Duizendblad in droog grasveld

Mediterranisering van Nederlandse flora

FLORON
23-AUG-2022 - De zomers worden warmer en droger. Langere perioden met hittegolven en droogte worden het nieuwe normaal. Als gevolg van de vele weersextremen van de afgelopen jaren zien we een mediterranisering van onze flora. Er zijn winnaars zoals spectaculaire orchideeën en de Grote klaproos maar ook verliezers zoals de zeldzame wolfsklauwen en de algemene Beuk. Lees verder voor meer winnaars en verliezers.

Zomers met tropisch hete dagen, warme plaknachten en wekenlang geen regen, al dan niet afgewisseld met extreem veel neerslag in korte tijd. Je kunt er maar beter aan wennen, want volgens klimaatwetenschappers is de kans groot dat we hier steeds vaker mee te maken krijgen. We krijgen meer en meer een mediterraan klimaat en dit leidt onder andere tot gele bermen, dijken en grasvelden, opgedroogde watergangen en poelen en bomen die in augustus hun blad al verliezen. Dit vraagt om aanpassingen van onze Nederlandse flora; dit kan leiden tot gaten in de begroeiing, met planten die zich wel kunnen wapenen tegen hitte en grote variatie in neerslag als overwinnaars. Ecologen en andere professionals in het natuurbeheer en -beleid zijn zoekende hoe met de gevolgen van droogte om te gaan.

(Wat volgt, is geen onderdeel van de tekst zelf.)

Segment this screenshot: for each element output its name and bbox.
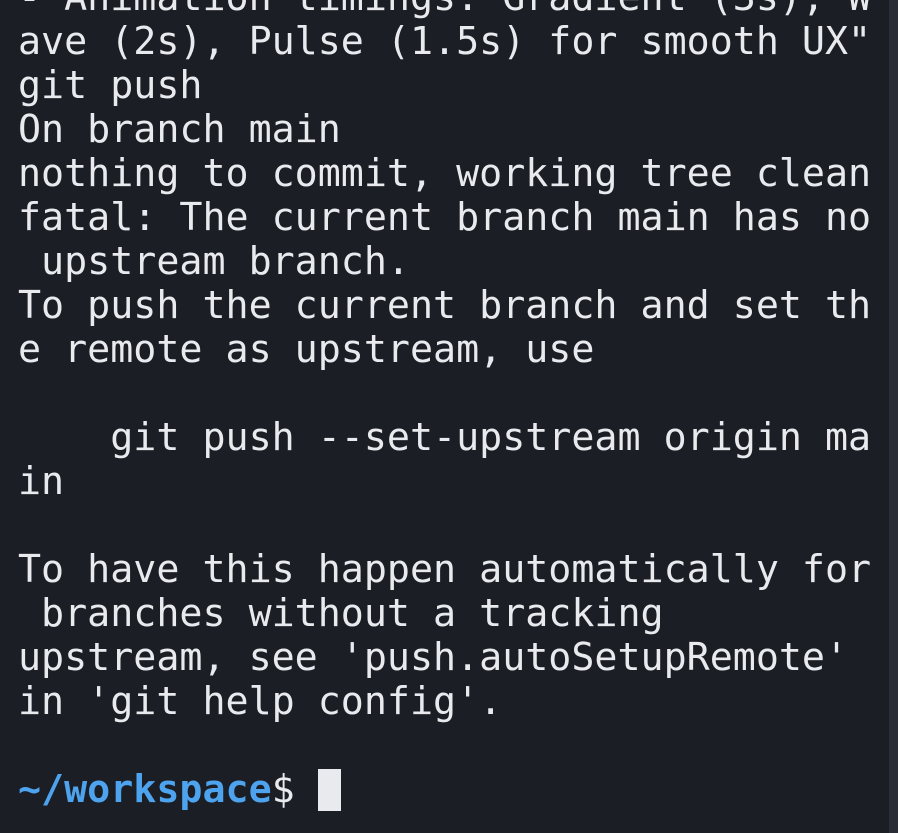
scrollbar-track[interactable] — [889, 0, 898, 833]
output-line: nothing to commit, working tree clean — [18, 151, 872, 196]
output-line: On branch main — [18, 107, 341, 152]
output-line: To have this happen automatically for — [18, 547, 872, 592]
output-line: branches without a tracking — [18, 591, 664, 636]
output-line: git push --set-upstream origin ma — [18, 415, 872, 460]
output-line: - Animation timings: Gradient (3s), W — [18, 0, 871, 20]
terminal-window[interactable]: - Animation timings: Gradient (3s), Wave… — [0, 0, 898, 833]
prompt-symbol: $ — [271, 767, 318, 812]
output-line: fatal: The current branch main has no — [18, 195, 872, 240]
prompt-line[interactable]: ~/workspace$ — [18, 768, 871, 812]
text-cursor[interactable] — [317, 769, 341, 811]
prompt-path: ~/workspace — [18, 767, 272, 812]
terminal-output: - Animation timings: Gradient (3s), Wave… — [18, 0, 871, 812]
output-line: upstream, see 'push.autoSetupRemote' — [18, 635, 849, 680]
output-line: in — [18, 459, 65, 504]
output-line: ave (2s), Pulse (1.5s) for smooth UX" — [18, 19, 872, 64]
output-line: in 'git help config'. — [18, 679, 503, 724]
output-line: e remote as upstream, use — [18, 327, 595, 372]
output-line: upstream branch. — [18, 239, 410, 284]
output-line: To push the current branch and set th — [18, 283, 872, 328]
output-line: git push — [18, 63, 203, 108]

Winnaars in mediterraan Nederland

De één z’n dood, is de ander z’n brood. Daar waar het gras in bermen en graslanden uitdroogt en afsterft, komt plek voor kruiden die beter bestand zijn tegen extremere omstandigheden. De meeste grassen hebben maar korte wortels en leggen het loodje als zij te lang geen water krijgen. Vooral éénjarige kruiden profiteerden van de afgenomen grasbedekking, denk hierbij aan soorten als Paarse dovenetel, Grote klaproos en Zachte en Kleine Ooievaarsbek. Ook tweejarige soorten zoals Gewoon jakobskruiskruid, Peen en Rode klaver profiteren van de vrijgekomen plekken. Ten opzichte van overblijvende soorten hebben één- en tweejarige soorten het voordeel dat zij gemiddeld twintig dagen eerder bloeien dan overblijvende planten. Dat betekent dat zij hun kwetsbare bloeitijd al hebben gehad, en vaak al zaad hebben gezet, voordat de ergste hitte en droogte hun tol beginnen te eisen. Jakobskruiskruid en Peen hebben daarnaast het voordeel van een lange penwortel waarmee ze langer toegang hebben tot water uit de grond. Ook zogenaamde C4-planten doen het opvallend goed in Nederland.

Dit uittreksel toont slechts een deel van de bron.